The Canadian Dollar depreciates further vs. its American neighbor on Friday, lifting USD/CAD to fresh tops in the 1.3380 region in the wake of CPI and Retail Sales figures.
USD/CAD higher on poor data
The pair managed to grab extra steam today after Canadian inflation figures tracked by the CPI showed consumer prices rising below estimates 0.1% inter-month in May and 2.2% over the last twelve months. In addition, core prices rose at an annualized 1.3% and contracted 0.1% on a yearly basis.
Further out, Canadian Retail Sales disappointed investors contracting at a monthly 1.2% during April. Core Sales followed suit, down 0.1% MoM.
In the meantime, the pair is navigating in fresh peaks in the 1.3380 region, levels last seen a year ago, despite the broad-based sentiment towards a weaker buck and a strong rebound in crude oil prices.

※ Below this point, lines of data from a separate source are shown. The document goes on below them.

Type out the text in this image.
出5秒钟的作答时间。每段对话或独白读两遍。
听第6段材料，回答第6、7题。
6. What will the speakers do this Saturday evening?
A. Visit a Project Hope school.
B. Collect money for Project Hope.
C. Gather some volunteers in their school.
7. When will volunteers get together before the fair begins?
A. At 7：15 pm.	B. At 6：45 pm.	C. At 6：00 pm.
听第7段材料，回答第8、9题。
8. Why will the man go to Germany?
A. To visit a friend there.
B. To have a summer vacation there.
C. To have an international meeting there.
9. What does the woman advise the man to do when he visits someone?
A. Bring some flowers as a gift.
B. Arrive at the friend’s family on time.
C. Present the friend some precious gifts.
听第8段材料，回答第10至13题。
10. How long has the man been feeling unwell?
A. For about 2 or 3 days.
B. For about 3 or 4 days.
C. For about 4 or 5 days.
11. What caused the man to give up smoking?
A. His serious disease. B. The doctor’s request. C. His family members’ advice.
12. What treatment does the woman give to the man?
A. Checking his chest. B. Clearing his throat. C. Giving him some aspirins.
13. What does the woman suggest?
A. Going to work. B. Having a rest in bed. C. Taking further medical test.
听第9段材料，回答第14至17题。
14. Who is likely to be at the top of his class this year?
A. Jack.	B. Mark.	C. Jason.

USD/CAD significant levels
As of writing the pair is up 0.20% at 1.3342 facing the next hurdle at 1.3379 (2018 high Jun.22) seconded by 1.3423 (78.6%% Fibo of the 2017 drop) and finally 1.3541 (high Jun.9 2017). On the flip side, a breach of 1.3263 (low Jun.22) followed by 1.3173 (10-day sma) and then 1.3132 (61.8% Fibo of the 2017 drop).